You'll need $10K to buy the options from your company. That's "Day 1". By Day 30 you need to file 83b with the IRS. And when it's time to pay your taxes for that year, you'll need to pay the IRS the taxes on the "income" you got from exercising the options. That is, if the strike price is $1 and the current market price for the shares is $3, the IRS sees that as a $20K income you made (even though you don't actually have liquid money).
If the delta between the strike price and the market price is large enough, you might actually pay the IRS more than you'll pay your company.
My understanding is that Day 0 is the only important day here (or actually, Day 365 doesn't matter). You pay $10K on Day 0 and you earn no "income", so you do not owe any tax.
On Day 900, if your shares are worthless, you can then take that $10K as a long-term capital loss. If and how that can carry forward is something you'll want a tax accountant for.
Thank you for this, I exercised stock options last year but never received form 3921 from my ex-employer. What are my next steps here? I reached out to my employer, but I doubt they'll get back to me. Do I need to report this to the IRS?
There should be a guide overall on how RSUs work, especially in an early-stage context, for startup employees. I feel like people toss percentages around but don't grasp the meaning of what they're about.
This guide basically convinced me I need to talk to an attorney and accountant haha.

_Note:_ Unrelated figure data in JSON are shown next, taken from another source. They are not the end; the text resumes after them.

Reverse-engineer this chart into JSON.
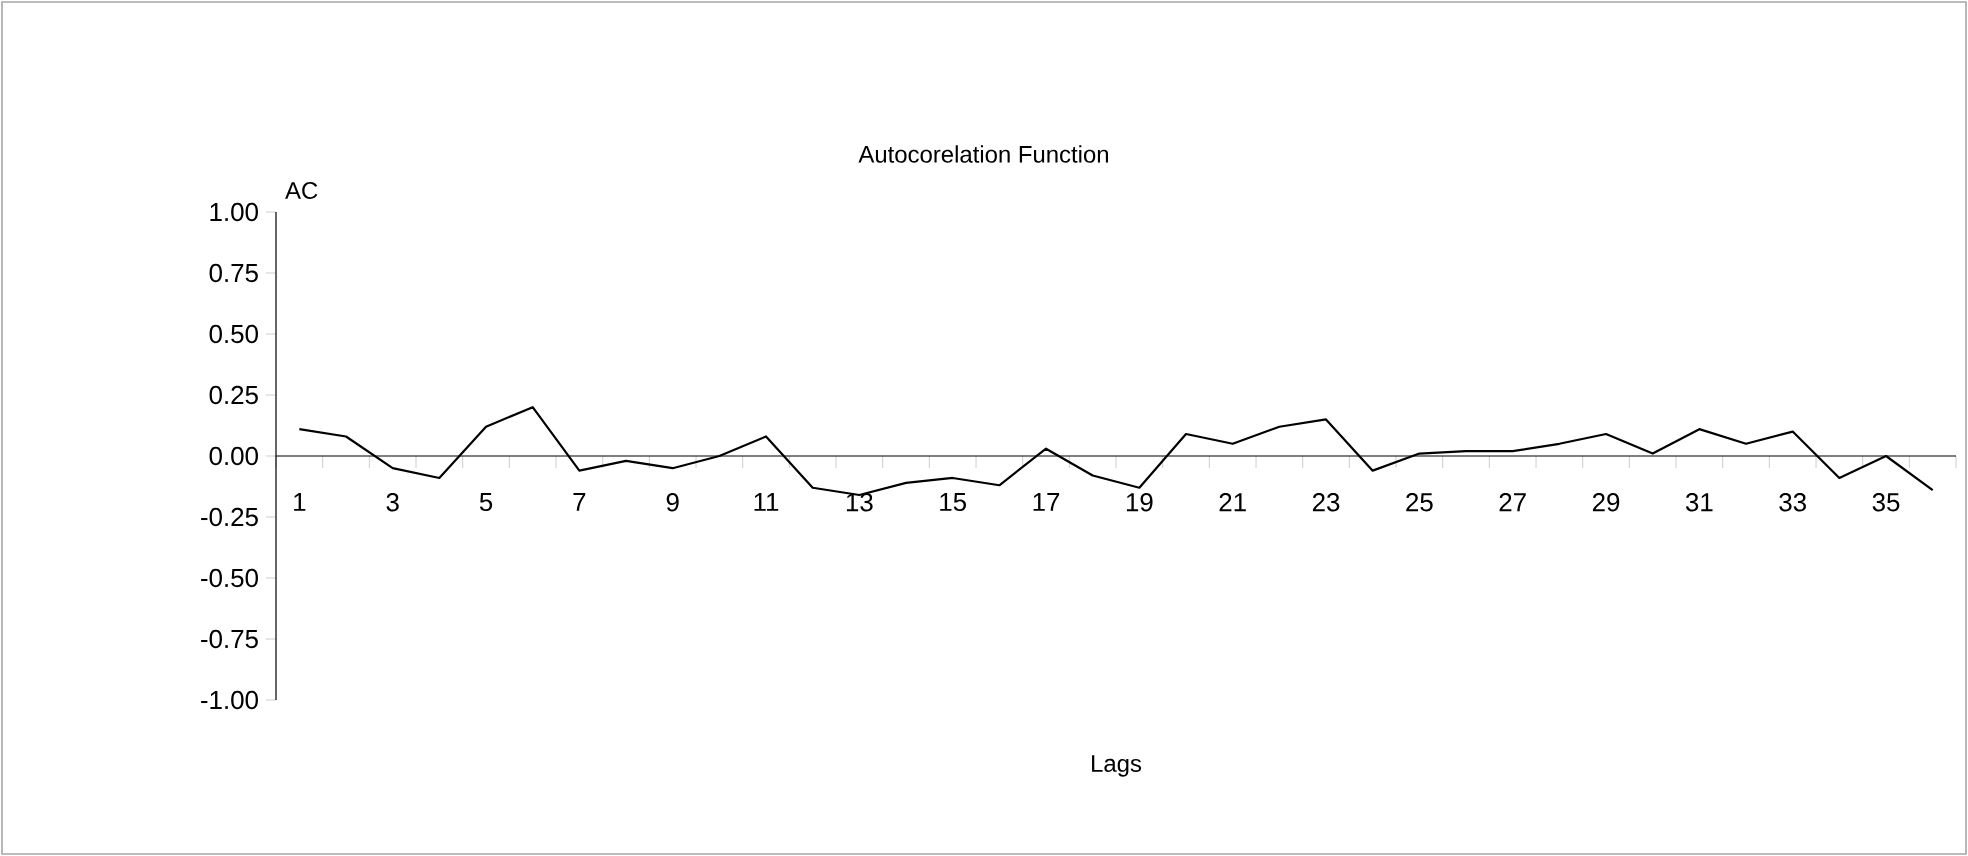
{
  "chart_data": {
    "type": "line",
    "title": "Autocorelation Function",
    "xlabel": "Lags",
    "ylabel": "AC",
    "categories": [
      "1",
      null,
      "3",
      null,
      "5",
      null,
      "7",
      null,
      "9",
      null,
      "11",
      null,
      "13",
      null,
      "15",
      null,
      "17",
      null,
      "19",
      null,
      "21",
      null,
      "23",
      null,
      "25",
      null,
      "27",
      null,
      "29",
      null,
      "31",
      null,
      "33",
      null,
      "35",
      null
    ],
    "series": [
      {
        "color": "#000000",
        "values": [
          0.11,
          0.08,
          -0.05,
          -0.09,
          0.12,
          0.2,
          -0.06,
          -0.02,
          -0.05,
          0.0,
          0.08,
          -0.13,
          -0.16,
          -0.11,
          -0.09,
          -0.12,
          0.03,
          -0.08,
          -0.13,
          0.09,
          0.05,
          0.12,
          0.15,
          -0.06,
          0.01,
          0.02,
          0.02,
          0.05,
          0.09,
          0.01,
          0.11,
          0.05,
          0.1,
          -0.09,
          0.0,
          -0.14
        ]
      }
    ],
    "ylim": [
      -1,
      1
    ],
    "yticks": [
      {
        "value": -1,
        "label": "-1.00"
      },
      {
        "value": -0.75,
        "label": "-0.75"
      },
      {
        "value": -0.5,
        "label": "-0.50"
      },
      {
        "value": -0.25,
        "label": "-0.25"
      },
      {
        "value": 0,
        "label": "0.00"
      },
      {
        "value": 0.25,
        "label": "0.25"
      },
      {
        "value": 0.5,
        "label": "0.50"
      },
      {
        "value": 0.75,
        "label": "0.75"
      },
      {
        "value": 1,
        "label": "1.00"
      }
    ],
    "grid": false,
    "marker": "none",
    "line_style": "solid"
  }
}
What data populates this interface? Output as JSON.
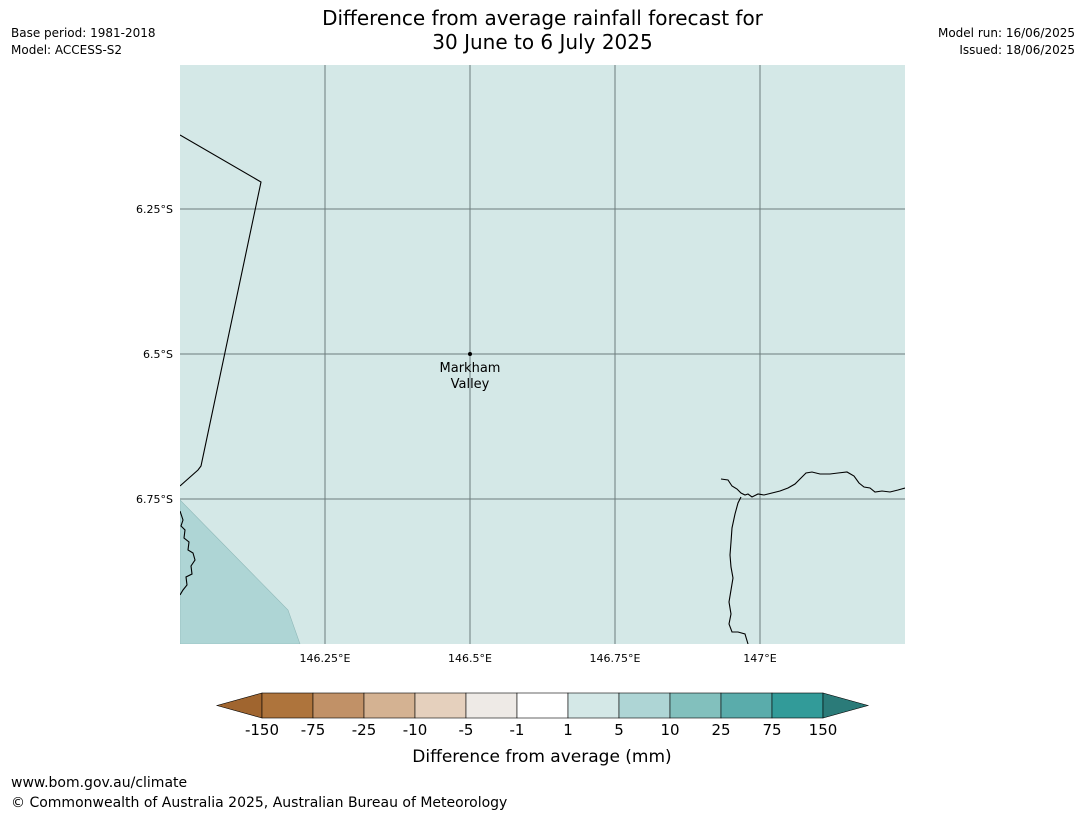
{
  "meta": {
    "base_period": "Base period: 1981-2018",
    "model": "Model: ACCESS-S2",
    "model_run": "Model run: 16/06/2025",
    "issued": "Issued: 18/06/2025"
  },
  "title": {
    "line1": "Difference from average rainfall forecast for",
    "line2": "30 June to 6 July 2025"
  },
  "map": {
    "lat_ticks": [
      "6.25°S",
      "6.5°S",
      "6.75°S"
    ],
    "lon_ticks": [
      "146.25°E",
      "146.5°E",
      "146.75°E",
      "147°E"
    ],
    "place": {
      "line1": "Markham",
      "line2": "Valley"
    },
    "colors": {
      "background_class": "#d4e8e7",
      "lower_left_class": "#aed5d5",
      "gridline": "#5a6a6a",
      "coastline": "#000000"
    }
  },
  "legend": {
    "title": "Difference from average (mm)",
    "ticks": [
      "-150",
      "-75",
      "-25",
      "-10",
      "-5",
      "-1",
      "1",
      "5",
      "10",
      "25",
      "75",
      "150"
    ],
    "colors": [
      "#a0652f",
      "#ae743c",
      "#c19167",
      "#d4b292",
      "#e5d0bd",
      "#eeeae6",
      "#ffffff",
      "#d4e8e7",
      "#aed5d5",
      "#82c0bd",
      "#5aacab",
      "#329b99",
      "#2b7b79"
    ]
  },
  "footer": {
    "url": "www.bom.gov.au/climate",
    "copyright": "© Commonwealth of Australia 2025, Australian Bureau of Meteorology"
  }
}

As I understand it, RSUs are a lot simpler. You don't need to do anything when they are granted to you. And when they vest, they count as normal income at the value at vest time.
Is there ever any reason to exercise options with a FMV below the strike price? I know someone who left her job and is in that situation (private company), seems like she should just ignore them entirely and let the options expire. I suppose if she had good reason to believe the company would bounce back they'd be nice to have, but otherwise it seems just like buying stock for more than the going market rate.
If some random person on the internet wants to help me out. If I exercised my options, and the company was purchased later the same year and my common shares were purchased for $0 (preferred shares took all the money, leaving common with zero), how do I file this loss?
I'm by no means an expert, but I believe you should ask for a 1099B with proceeds at $0 and cost-basis at either $0 and marked as not reported, or with cost-basis equal to your expense. If the former is the case (not reported), you report the cost-basis yourself.
If you act in a certain way, you are free to accomplish that for yourself. Only ever do a same-day exercise-and-sell. Never exercise early. Never exercise-and-hold. Enter into a 10b5-1 that ensures you sell any shares immediately upon vesting. I think that covers all the cases and you're protected against being taxed on paper-only valuations.
That doesn't mean that your preference should preclude other people from acting differently.
This opens a number of loopholes related mostly to income and estate tax avoidance. Shares of companies can be transferred to heirs for an arbitrary strike price and if they're never sold, there's no capital gain tax, no income tax and no estate tax liability generated. Rinse and repeat for multiple generations.
AMT is a quick fix to allow the government to tax the transfer of assets per se.